- Battle of the Trench: Part of the Greek War of Independence
| Date | 10 August 1821 |
| Location | Loukas, Morea Eyalet, Ottoman Empire (now Arcadia, Greece)37°33′58″N 22°27′36″E﻿ / ﻿37.566°N 22.460°E |
| Result | Greek victory |

Belligerents
- Greek revolutionaries: Ottoman Empire

Commanders and leaders
- Theodoros Kolokotronis Dimitris Plapoutas Dimitrios Deligiannis Ioannis Dagres: Ali Bey (DOW) Kabır Kehaya † Abdul Bölükbaşı †

Strength
- ~2,000: 3,000

Casualties and losses
- 30 killed Numerous wounded: 400 killed Numerous wounded

= Battle of the Trench (1821) =

Battle during the Greek War of Independence

The Battle of the Trench (Μάχη της Γράνας) was fought near Tripolitsa in Arcadia in August 1821 between the Greek revolutionary forces led by Theodoros Kolokotronis and the Ottoman garrison of Tripolitsa during the first year of the Greek War of Independence. The battle ended with the complete victory of the Greeks.

==Prelude==
In August 1821, the Greeks began the siege of Tripolitsa. The Ottomans who were besieged in the city attempted several night sallies in order to find supplies. When Theodoros Kolokotronis was called by the Greek revolutionaries to take over command of the siege, he ordered the digging of a trench (grana) one meter deep and two meters wide running from Mytikas in the village of Benteni up to the hill near the village of Loukas where the chieftain Ioannis Dagres held the position. This entire project designed to intercept the Ottoman sorties covering a distance of approximately 700 meters, was completed by the peasants of the region in three days.

==Battle==
During the night of 9–10 August, an Ottoman force of 3,000 infantry and cavalrymen sallied from Tripolitsa to Loukas hill in order to attack the force of Ioannis Dagres and also for their usual raid for supplies. After looting several villages in the wider area, they attacked Dagres' force at dawn, putting the Greeks in a difficult position. Kolokotronis, realising the seriousness of the situation, ordered Plapoutas, Dimitrios Deligiannis, Papazafiropoulos, Christopoulos, George Aulakos and the armed Greeks of Tripolitsa to occupy positions within the trench, while he placed other forces behind the fences of the vineyards, as well as ordering other troops to come to assistance. Moreover, in order to lessen the pressure on the trench, he ordered a diversionary attack by the forces of Demetrios Ypsilantis, Anagnostaras and Panagiotis Giatrakos.

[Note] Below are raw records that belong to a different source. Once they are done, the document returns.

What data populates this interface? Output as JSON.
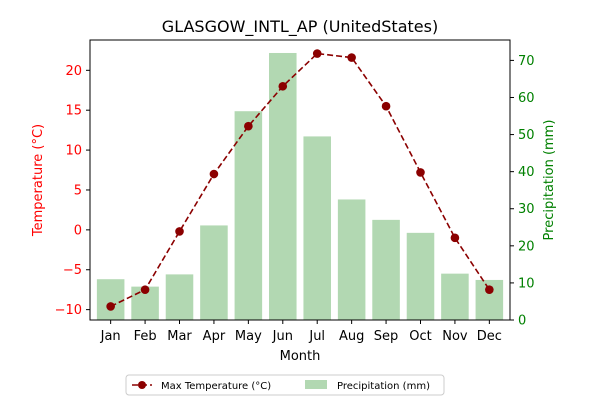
{
  "chart_data": {
    "type": "bar+line",
    "title": "GLASGOW_INTL_AP (UnitedStates)",
    "xlabel": "Month",
    "ylabel_left": "Temperature (°C)",
    "ylabel_right": "Precipitation (mm)",
    "categories": [
      "Jan",
      "Feb",
      "Mar",
      "Apr",
      "May",
      "Jun",
      "Jul",
      "Aug",
      "Sep",
      "Oct",
      "Nov",
      "Dec"
    ],
    "ylim_left": [
      -11.3,
      23.8
    ],
    "ylim_right": [
      0,
      75.5
    ],
    "yticks_left": [
      -10,
      -5,
      0,
      5,
      10,
      15,
      20
    ],
    "yticks_right": [
      0,
      10,
      20,
      30,
      40,
      50,
      60,
      70
    ],
    "legend_position": "bottom-center",
    "series": [
      {
        "name": "Precipitation (mm)",
        "type": "bar",
        "axis": "right",
        "color": "#b2d8b2",
        "values": [
          11.0,
          9.0,
          12.3,
          25.5,
          56.3,
          72.0,
          49.5,
          32.5,
          27.0,
          23.5,
          12.5,
          10.8
        ]
      },
      {
        "name": "Max Temperature (°C)",
        "type": "line",
        "axis": "left",
        "color": "#8b0000",
        "linestyle": "dashed",
        "marker": "circle",
        "values": [
          -9.6,
          -7.5,
          -0.2,
          7.0,
          13.0,
          18.0,
          22.1,
          21.6,
          15.5,
          7.2,
          -1.0,
          -7.5
        ]
      }
    ],
    "colors": {
      "left_axis": "#ff0000",
      "right_axis": "#008000",
      "text": "#000000"
    }
  }
}
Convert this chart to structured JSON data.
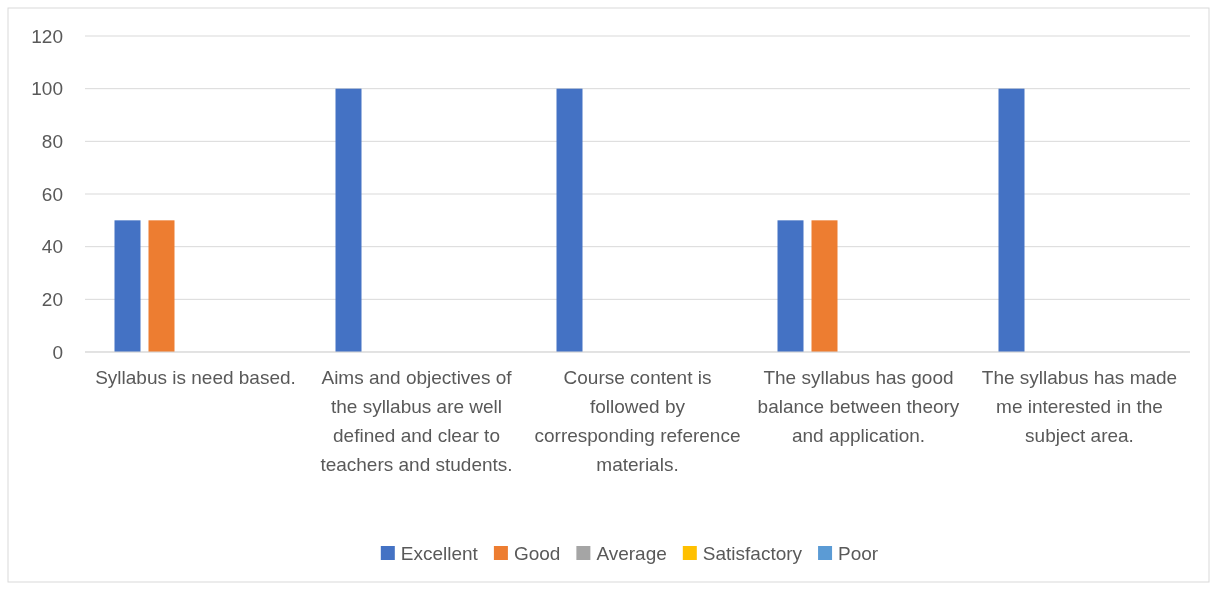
{
  "chart_data": {
    "type": "bar",
    "categories": [
      "Syllabus is need based.",
      "Aims and objectives of the syllabus are well defined and clear to teachers and students.",
      "Course content is followed by corresponding reference materials.",
      "The syllabus has good balance between theory and application.",
      "The syllabus has made me interested in the subject area."
    ],
    "series": [
      {
        "name": "Excellent",
        "color": "#4472c4",
        "values": [
          50,
          100,
          100,
          50,
          100
        ]
      },
      {
        "name": "Good",
        "color": "#ed7d31",
        "values": [
          50,
          0,
          0,
          50,
          0
        ]
      },
      {
        "name": "Average",
        "color": "#a5a5a5",
        "values": [
          0,
          0,
          0,
          0,
          0
        ]
      },
      {
        "name": "Satisfactory",
        "color": "#ffc000",
        "values": [
          0,
          0,
          0,
          0,
          0
        ]
      },
      {
        "name": "Poor",
        "color": "#5b9bd5",
        "values": [
          0,
          0,
          0,
          0,
          0
        ]
      }
    ],
    "ylim": [
      0,
      120
    ],
    "yticks": [
      0,
      20,
      40,
      60,
      80,
      100,
      120
    ],
    "grid": "y",
    "legend": "bottom"
  }
}
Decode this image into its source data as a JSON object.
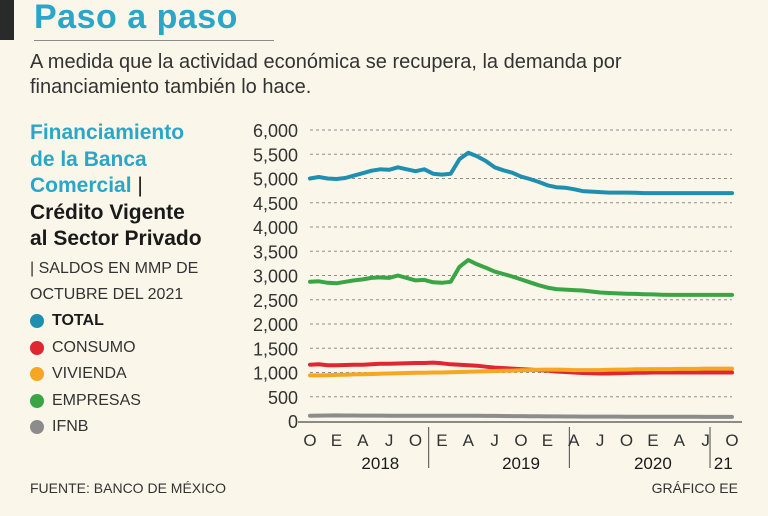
{
  "header": {
    "headline": "Paso a paso",
    "subtitle": "A medida que la actividad económica se recupera, la demanda por financiamiento también lo hace."
  },
  "panel": {
    "title_line1": "Financiamiento",
    "title_line2": "de la Banca",
    "title_line3": "Comercial",
    "title_separator": "|",
    "title_line4": "Crédito Vigente",
    "title_line5": "al Sector Privado",
    "units_line1": "| SALDOS EN MMP DE",
    "units_line2": "OCTUBRE DEL 2021"
  },
  "legend": [
    {
      "label": "TOTAL",
      "color": "#1f8fb0",
      "bold": true
    },
    {
      "label": "CONSUMO",
      "color": "#e02630",
      "bold": false
    },
    {
      "label": "VIVIENDA",
      "color": "#f5a623",
      "bold": false
    },
    {
      "label": "EMPRESAS",
      "color": "#3aa545",
      "bold": false
    },
    {
      "label": "IFNB",
      "color": "#8c8c8c",
      "bold": false
    }
  ],
  "footer": {
    "source": "FUENTE: BANCO DE MÉXICO",
    "credit": "GRÁFICO EE"
  },
  "chart_data": {
    "type": "line",
    "ylim": [
      0,
      6000
    ],
    "yticks": [
      "0",
      "500",
      "1,000",
      "1,500",
      "2,000",
      "2,500",
      "3,000",
      "3,500",
      "4,000",
      "4,500",
      "5,000",
      "5,500",
      "6,000"
    ],
    "ytick_values": [
      0,
      500,
      1000,
      1500,
      2000,
      2500,
      3000,
      3500,
      4000,
      4500,
      5000,
      5500,
      6000
    ],
    "x": [
      "2017-10",
      "2017-11",
      "2017-12",
      "2018-01",
      "2018-02",
      "2018-03",
      "2018-04",
      "2018-05",
      "2018-06",
      "2018-07",
      "2018-08",
      "2018-09",
      "2018-10",
      "2018-11",
      "2018-12",
      "2019-01",
      "2019-02",
      "2019-03",
      "2019-04",
      "2019-05",
      "2019-06",
      "2019-07",
      "2019-08",
      "2019-09",
      "2019-10",
      "2019-11",
      "2019-12",
      "2020-01",
      "2020-02",
      "2020-03",
      "2020-04",
      "2020-05",
      "2020-06",
      "2020-07",
      "2020-08",
      "2020-09",
      "2020-10",
      "2020-11",
      "2020-12",
      "2021-01",
      "2021-02",
      "2021-03",
      "2021-04",
      "2021-05",
      "2021-06",
      "2021-07",
      "2021-08",
      "2021-09",
      "2021-10"
    ],
    "month_ticks": [
      {
        "label": "O",
        "index": 0
      },
      {
        "label": "E",
        "index": 3
      },
      {
        "label": "A",
        "index": 6
      },
      {
        "label": "J",
        "index": 9
      },
      {
        "label": "O",
        "index": 12
      },
      {
        "label": "E",
        "index": 15
      },
      {
        "label": "A",
        "index": 18
      },
      {
        "label": "J",
        "index": 21
      },
      {
        "label": "O",
        "index": 24
      },
      {
        "label": "E",
        "index": 27
      },
      {
        "label": "A",
        "index": 30
      },
      {
        "label": "J",
        "index": 33
      },
      {
        "label": "O",
        "index": 36
      },
      {
        "label": "E",
        "index": 39
      },
      {
        "label": "A",
        "index": 42
      },
      {
        "label": "J",
        "index": 45
      },
      {
        "label": "O",
        "index": 48
      }
    ],
    "year_labels": [
      {
        "label": "2018",
        "from": 0,
        "to": 16
      },
      {
        "label": "2019",
        "from": 16,
        "to": 32
      },
      {
        "label": "2020",
        "from": 32,
        "to": 46
      },
      {
        "label": "21",
        "from": 46,
        "to": 48
      }
    ],
    "year_dividers": [
      13.5,
      29.5,
      45.5
    ],
    "series": [
      {
        "name": "TOTAL",
        "color": "#1f8fb0",
        "values": [
          5000,
          5030,
          5000,
          4990,
          5010,
          5060,
          5110,
          5160,
          5190,
          5180,
          5230,
          5190,
          5150,
          5190,
          5100,
          5080,
          5100,
          5400,
          5530,
          5460,
          5360,
          5230,
          5170,
          5120,
          5040,
          4990,
          4930,
          4860,
          4820,
          4810,
          4780,
          4740,
          4730,
          4720,
          4710,
          4710,
          4710,
          4705,
          4700,
          4700,
          4700,
          4700,
          4700,
          4700,
          4700,
          4700,
          4700,
          4700,
          4700
        ]
      },
      {
        "name": "CONSUMO",
        "color": "#e02630",
        "values": [
          1160,
          1170,
          1150,
          1150,
          1155,
          1160,
          1160,
          1170,
          1180,
          1180,
          1185,
          1190,
          1195,
          1195,
          1205,
          1190,
          1170,
          1160,
          1150,
          1140,
          1120,
          1100,
          1090,
          1080,
          1070,
          1060,
          1050,
          1040,
          1020,
          1010,
          1000,
          990,
          985,
          980,
          980,
          985,
          990,
          995,
          995,
          1000,
          1000,
          1000,
          1000,
          1000,
          1000,
          1000,
          1000,
          1000,
          1000
        ]
      },
      {
        "name": "VIVIENDA",
        "color": "#f5a623",
        "values": [
          940,
          940,
          945,
          950,
          955,
          960,
          965,
          970,
          975,
          980,
          985,
          990,
          995,
          995,
          1000,
          1000,
          1005,
          1010,
          1015,
          1020,
          1025,
          1030,
          1035,
          1040,
          1045,
          1050,
          1055,
          1060,
          1060,
          1055,
          1050,
          1050,
          1050,
          1050,
          1055,
          1060,
          1060,
          1065,
          1065,
          1070,
          1070,
          1070,
          1075,
          1075,
          1075,
          1080,
          1080,
          1080,
          1080
        ]
      },
      {
        "name": "EMPRESAS",
        "color": "#3aa545",
        "values": [
          2870,
          2880,
          2850,
          2840,
          2870,
          2900,
          2920,
          2950,
          2960,
          2950,
          3000,
          2950,
          2900,
          2910,
          2860,
          2850,
          2870,
          3180,
          3320,
          3230,
          3160,
          3080,
          3030,
          2980,
          2920,
          2860,
          2800,
          2750,
          2720,
          2710,
          2700,
          2690,
          2670,
          2650,
          2640,
          2630,
          2625,
          2620,
          2615,
          2610,
          2605,
          2600,
          2600,
          2600,
          2600,
          2600,
          2600,
          2600,
          2600
        ]
      },
      {
        "name": "IFNB",
        "color": "#8c8c8c",
        "values": [
          110,
          112,
          114,
          115,
          114,
          113,
          112,
          112,
          111,
          110,
          110,
          110,
          110,
          110,
          110,
          110,
          110,
          110,
          108,
          107,
          106,
          105,
          103,
          102,
          100,
          98,
          96,
          95,
          94,
          93,
          92,
          91,
          90,
          90,
          90,
          90,
          89,
          88,
          88,
          88,
          87,
          87,
          86,
          86,
          86,
          85,
          85,
          85,
          85
        ]
      }
    ]
  }
}
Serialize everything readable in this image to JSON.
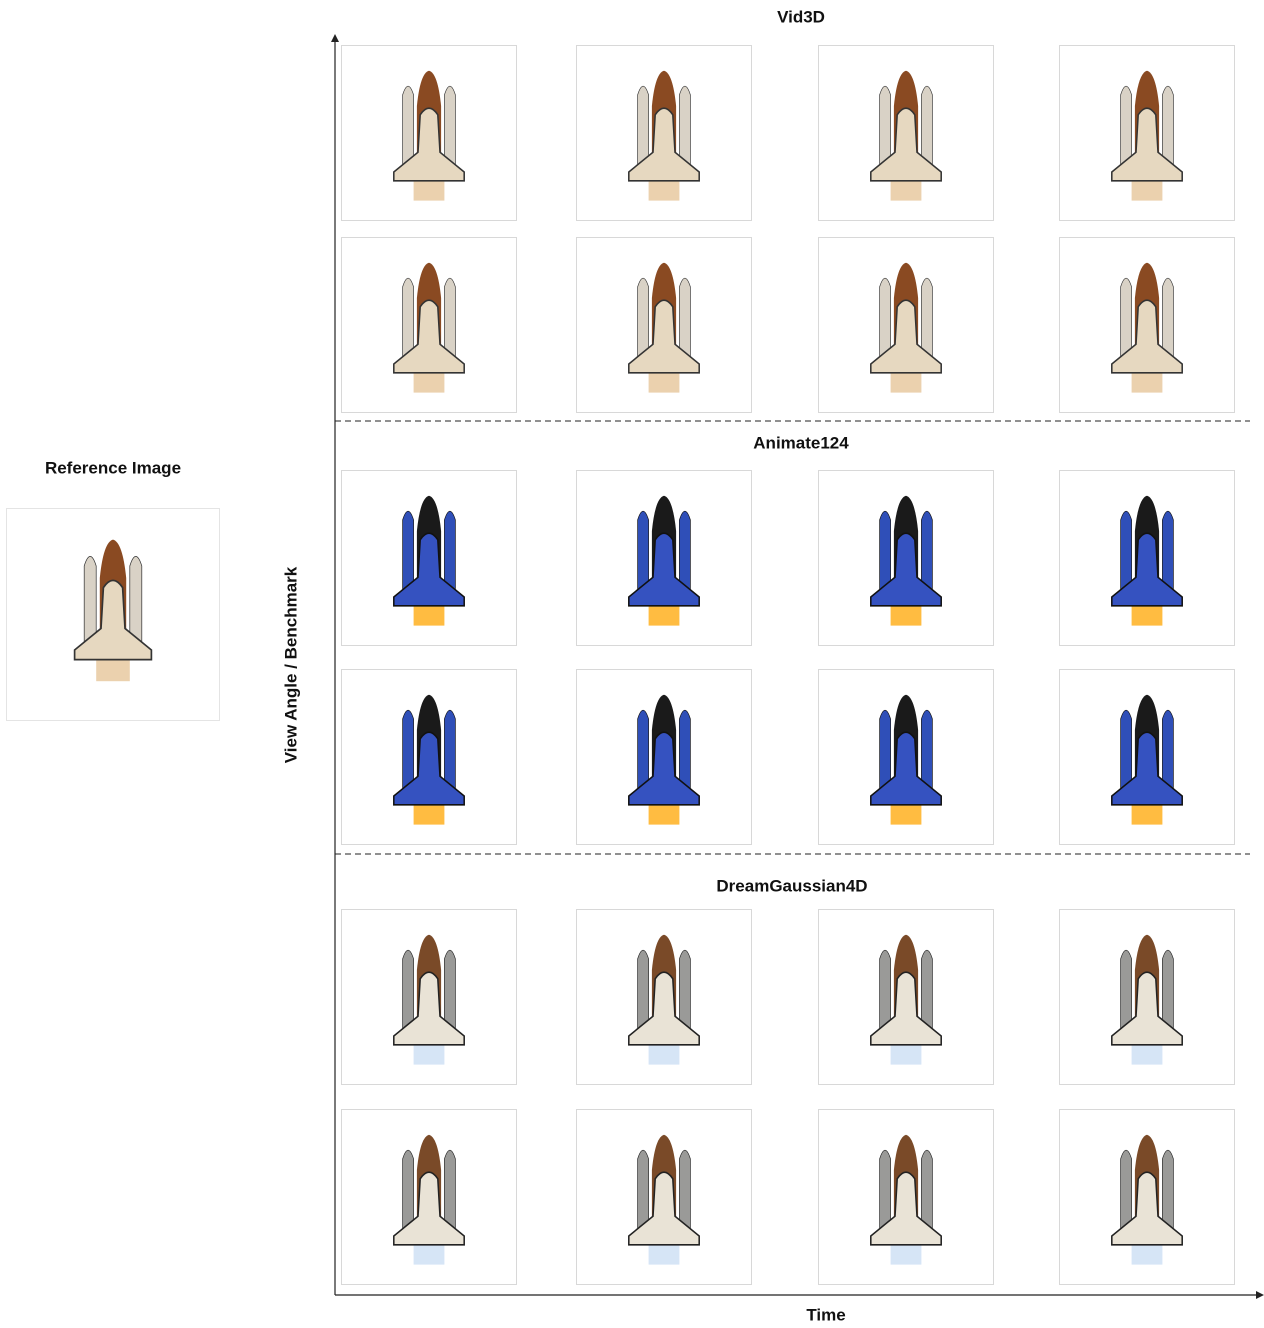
{
  "reference": {
    "title": "Reference Image"
  },
  "axes": {
    "y_label": "View Angle / Benchmark",
    "x_label": "Time"
  },
  "sections": [
    {
      "title": "Vid3D"
    },
    {
      "title": "Animate124"
    },
    {
      "title": "DreamGaussian4D"
    }
  ]
}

While the forces of Ali Bey had put Dagres and his men in a difficult position, they realised the imminent danger and retreated in order to avoid being cut off. As they attempted to withdraw, they found themselves being pursued and came upon the Greeks positioned in the trench.

Although the position of the retreating Turks was perilous, their situation temporarily improved when the garrison cavalry came to their aid. Both the Turkish foot soldiers and the cavalry, however, suffered heavy losses as they tried to cross the trench. At the same time, additional Turkish forces left Tripolitsa attempting to rescue their comrades, leading to a general engagement on two fronts. Kolokotronis, followed by his bodyguard, moved between fronts encouraging his men. Eventually, the Turks caved in and retreated in disorder towards Tripolitsa.

==Losses==
During the battle, the Ottomans lost about 400 men. Most of the Turks were killed during the failed attempt to cross the trench. Among the dead were several prominent Ottomans of Tripolitsa such as Abdul Bölükbaşı (son of the local lord Sheikh Tahir Efendi) and Kabır Kehaya. Ali Bey also died of his wounds three days after the battle. The Turks also abandoned and lost on the battlefield that day all of their animal carts and provisions.

On the Greek side, thirty men were killed, including the brother of Ioannis Dagres, Thanasis. There were also numerous men wounded, including the minor leaders Apostolis Kolokotronis and Georgios Dritsas, who died a few days later.

==Aftermath==
The successful outcome of this battle for the Greek forces, contributed greatly to the acceleration of the subsequent capture of Tripolitsa by the Greek revolutionaries. The Ottomans suffered considerable losses and the ability to forage which caused a sharp decline in morale.